Dmitri repeated his intention:”Bring it tomorrow and I will sign it.”
That very night he sat on his jail cell bed. He was in deep despair, grieving the fact that he had given up. At that same moment, a thousand kilometres away his family — Dmitri’s wife, his children who were growing up without him, and his brother — sensed through the Holy Spirit the despair of this man in prison. His loved ones gathered around the very place where I was now sitting as Dmitri told me his story. They knelt in a circle and began to pray out loud for him. Miraculously, the Holy Spirit of the Living God allowed Dmitri to hear the voices of his loved ones as they prayed.
The next morning, when the guards marched into his cell with the documents, Dmitri’s back was straight. His shoulders were squared and there was strength on his face and in his eyes. He looked at his captors and declared, “I am not signing anything!”
The guards were incredulous. They had thought that he was beaten and destroyed. “What happened?” They demanded to know.
Dmitri smiled and told them, “In the night, God let me hear the voices of my wife and my children and my brother praying for me. You lied to me! I now know that my wife is alive and physically well. I know that my sons are with her. I also know that they are all still in Christ. So I am not be signing anything!”
His persecutors continued to discourage and silence him. Dmitri remained faithful., He was overwhelmed one day by a special gift from God’s hand. In the prison yard, he found a whole sheet of paper. “And God,” Dmitri said, “had laid a pencil beside it!”
Dmitri went on, “I rushed back to my jail cell and I wrote every Scripture reference, every Bible verse, every story, and every song I could recall.”
“I knew that it was probably foolish,” Dmitri told me, “but I couldn’t help myself. I filled both sides of the paper with as much of the Bible as I could. I reached up and stuck the entire sheet on that wet concrete pillar. Then I stood up and looked at it: to me it seemed like the greatest offering I could give to Jesus from my prison cell. Of course, my jailor saw it. I was beaten and punished. I was threatened with execution.”
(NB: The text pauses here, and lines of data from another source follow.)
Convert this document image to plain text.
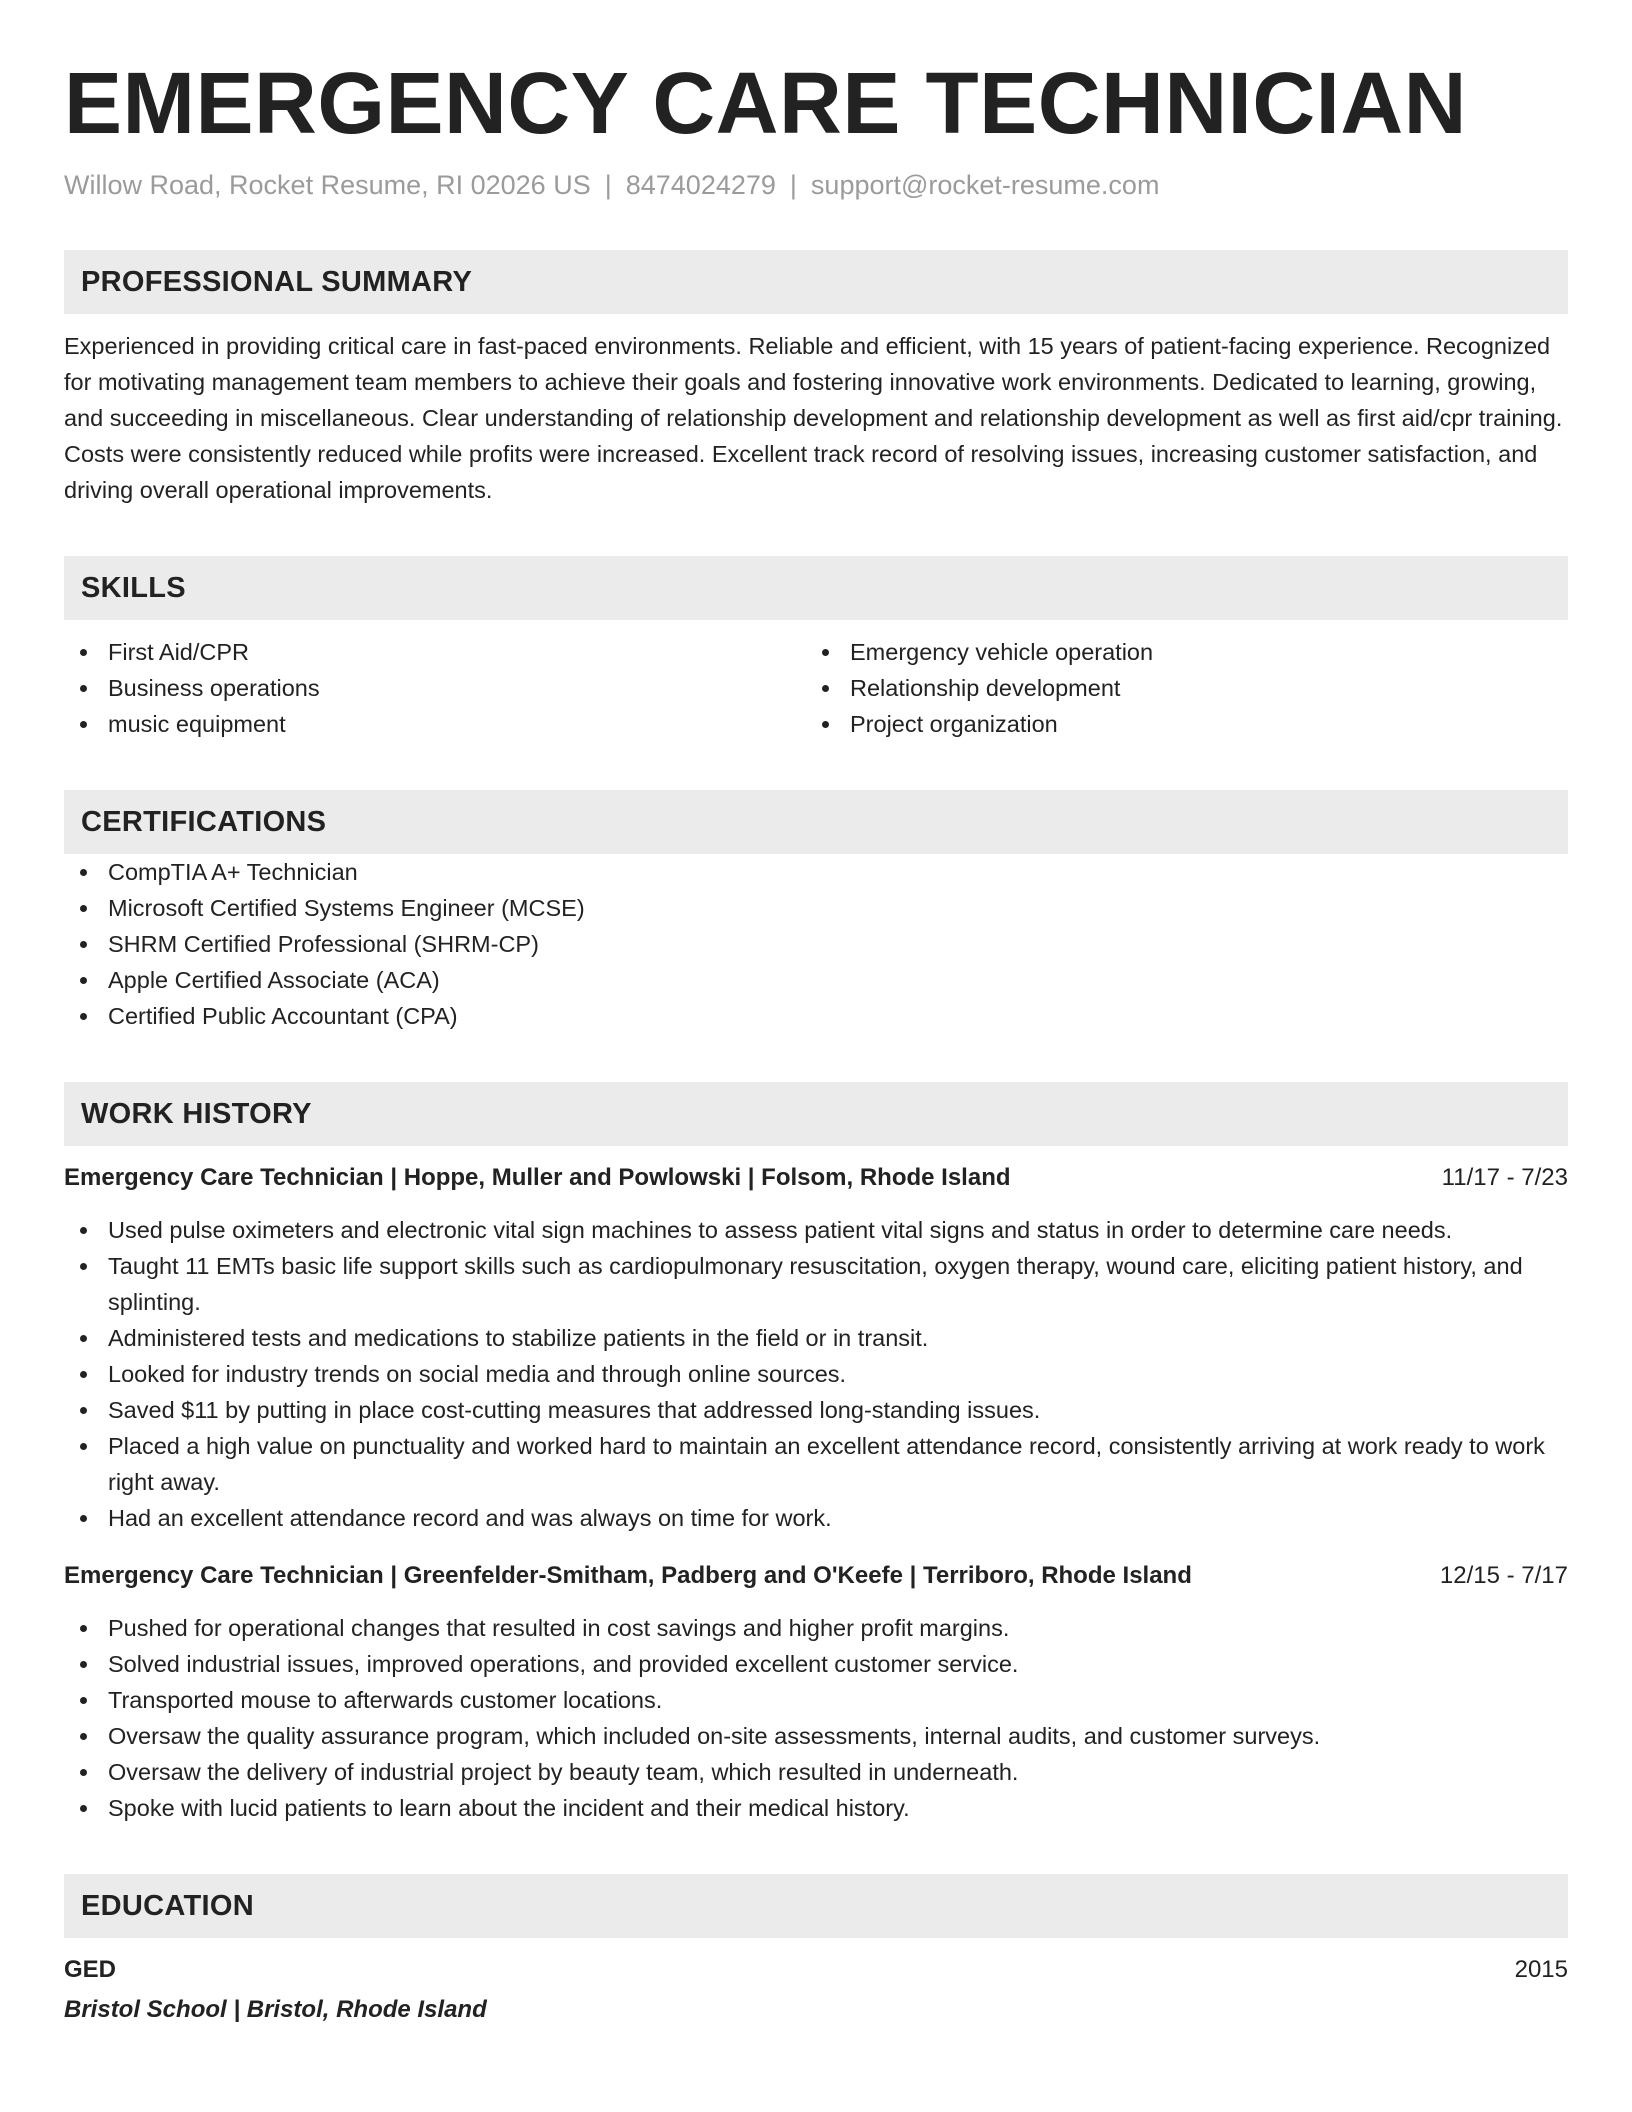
EMERGENCY CARE TECHNICIAN
Willow Road, Rocket Resume, RI 02026 US | 8474024279 | support@rocket-resume.com
PROFESSIONAL SUMMARY
Experienced in providing critical care in fast-paced environments. Reliable and efficient, with 15 years of patient-facing experience. Recognized for motivating management team members to achieve their goals and fostering innovative work environments. Dedicated to learning, growing, and succeeding in miscellaneous. Clear understanding of relationship development and relationship development as well as first aid/cpr training. Costs were consistently reduced while profits were increased. Excellent track record of resolving issues, increasing customer satisfaction, and driving overall operational improvements.
SKILLS
First Aid/CPR
Business operations
music equipment
Emergency vehicle operation
Relationship development
Project organization
CERTIFICATIONS
CompTIA A+ Technician
Microsoft Certified Systems Engineer (MCSE)
SHRM Certified Professional (SHRM-CP)
Apple Certified Associate (ACA)
Certified Public Accountant (CPA)
WORK HISTORY
Emergency Care Technician | Hoppe, Muller and Powlowski | Folsom, Rhode Island	11/17 - 7/23
Used pulse oximeters and electronic vital sign machines to assess patient vital signs and status in order to determine care needs.
Taught 11 EMTs basic life support skills such as cardiopulmonary resuscitation, oxygen therapy, wound care, eliciting patient history, and splinting.
Administered tests and medications to stabilize patients in the field or in transit.
Looked for industry trends on social media and through online sources.
Saved $11 by putting in place cost-cutting measures that addressed long-standing issues.
Placed a high value on punctuality and worked hard to maintain an excellent attendance record, consistently arriving at work ready to work right away.
Had an excellent attendance record and was always on time for work.
Emergency Care Technician | Greenfelder-Smitham, Padberg and O'Keefe | Terriboro, Rhode Island	12/15 - 7/17
Pushed for operational changes that resulted in cost savings and higher profit margins.
Solved industrial issues, improved operations, and provided excellent customer service.
Transported mouse to afterwards customer locations.
Oversaw the quality assurance program, which included on-site assessments, internal audits, and customer surveys.
Oversaw the delivery of industrial project by beauty team, which resulted in underneath.
Spoke with lucid patients to learn about the incident and their medical history.
EDUCATION
GED	2015
Bristol School | Bristol, Rhode Island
Dmitri was dragged from his cell. As he was dragged down the corridor in the center of the prison, the strangest thing happened. Before they reached the door leading to the courtyard — before stepping out into the place of execution — fifteen hundred hardened criminals raised their arms and began to sing the HeartSong that they had heard Dmitri sing to Jesus every morning for all those years.
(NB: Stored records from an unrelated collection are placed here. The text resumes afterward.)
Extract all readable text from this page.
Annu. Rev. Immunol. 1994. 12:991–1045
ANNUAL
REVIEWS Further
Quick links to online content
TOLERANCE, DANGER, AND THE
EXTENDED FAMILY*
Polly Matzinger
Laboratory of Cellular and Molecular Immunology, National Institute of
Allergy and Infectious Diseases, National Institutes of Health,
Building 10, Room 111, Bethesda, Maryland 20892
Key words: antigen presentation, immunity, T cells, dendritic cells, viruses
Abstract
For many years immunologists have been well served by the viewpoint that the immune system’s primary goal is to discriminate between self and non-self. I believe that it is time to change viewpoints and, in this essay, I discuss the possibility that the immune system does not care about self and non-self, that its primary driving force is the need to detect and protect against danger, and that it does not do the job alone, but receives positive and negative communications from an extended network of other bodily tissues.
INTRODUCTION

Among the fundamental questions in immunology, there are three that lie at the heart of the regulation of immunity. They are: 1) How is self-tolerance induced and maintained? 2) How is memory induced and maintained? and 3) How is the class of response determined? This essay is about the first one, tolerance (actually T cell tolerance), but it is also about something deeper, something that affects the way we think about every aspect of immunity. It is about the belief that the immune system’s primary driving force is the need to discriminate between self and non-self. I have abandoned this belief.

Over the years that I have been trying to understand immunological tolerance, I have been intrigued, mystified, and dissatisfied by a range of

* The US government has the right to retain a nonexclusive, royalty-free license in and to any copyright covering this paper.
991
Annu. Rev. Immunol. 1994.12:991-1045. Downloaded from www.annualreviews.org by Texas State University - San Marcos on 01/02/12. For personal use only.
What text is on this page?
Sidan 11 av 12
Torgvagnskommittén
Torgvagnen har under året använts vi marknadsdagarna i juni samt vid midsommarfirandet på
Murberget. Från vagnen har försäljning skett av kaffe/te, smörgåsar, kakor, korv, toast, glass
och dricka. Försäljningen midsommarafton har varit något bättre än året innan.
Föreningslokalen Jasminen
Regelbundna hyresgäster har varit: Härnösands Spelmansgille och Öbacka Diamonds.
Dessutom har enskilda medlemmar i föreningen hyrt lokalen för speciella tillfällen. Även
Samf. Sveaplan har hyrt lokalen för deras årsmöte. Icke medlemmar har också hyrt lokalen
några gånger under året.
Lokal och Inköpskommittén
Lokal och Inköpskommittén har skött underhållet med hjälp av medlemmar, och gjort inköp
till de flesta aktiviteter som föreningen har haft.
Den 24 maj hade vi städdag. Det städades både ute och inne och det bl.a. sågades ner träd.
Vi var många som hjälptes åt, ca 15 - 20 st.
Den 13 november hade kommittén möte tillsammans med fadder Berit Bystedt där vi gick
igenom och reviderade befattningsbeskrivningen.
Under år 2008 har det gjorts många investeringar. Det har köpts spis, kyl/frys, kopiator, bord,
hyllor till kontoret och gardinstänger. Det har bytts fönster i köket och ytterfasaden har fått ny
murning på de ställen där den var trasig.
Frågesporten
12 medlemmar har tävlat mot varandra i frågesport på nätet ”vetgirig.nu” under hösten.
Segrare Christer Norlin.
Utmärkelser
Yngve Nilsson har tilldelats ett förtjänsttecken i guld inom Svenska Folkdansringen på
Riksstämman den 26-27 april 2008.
Dmitri’s jailers instantly released their hold on his arms and stepped away from him in terror.
One of them demanded to know, “Who are you?” Dmitri straightened his back and stood as tall and as proud as he could.
He responded: “I am a son of the Living God, and Jesus is His Name!”
The guards returned him to his cell. Sometime later, Dmitri was released and he returned to his family.
Sounds so much like some of the stories we read in the Book of Acts. It seems that God is still doing what He did back then … we simply need to believe and obey.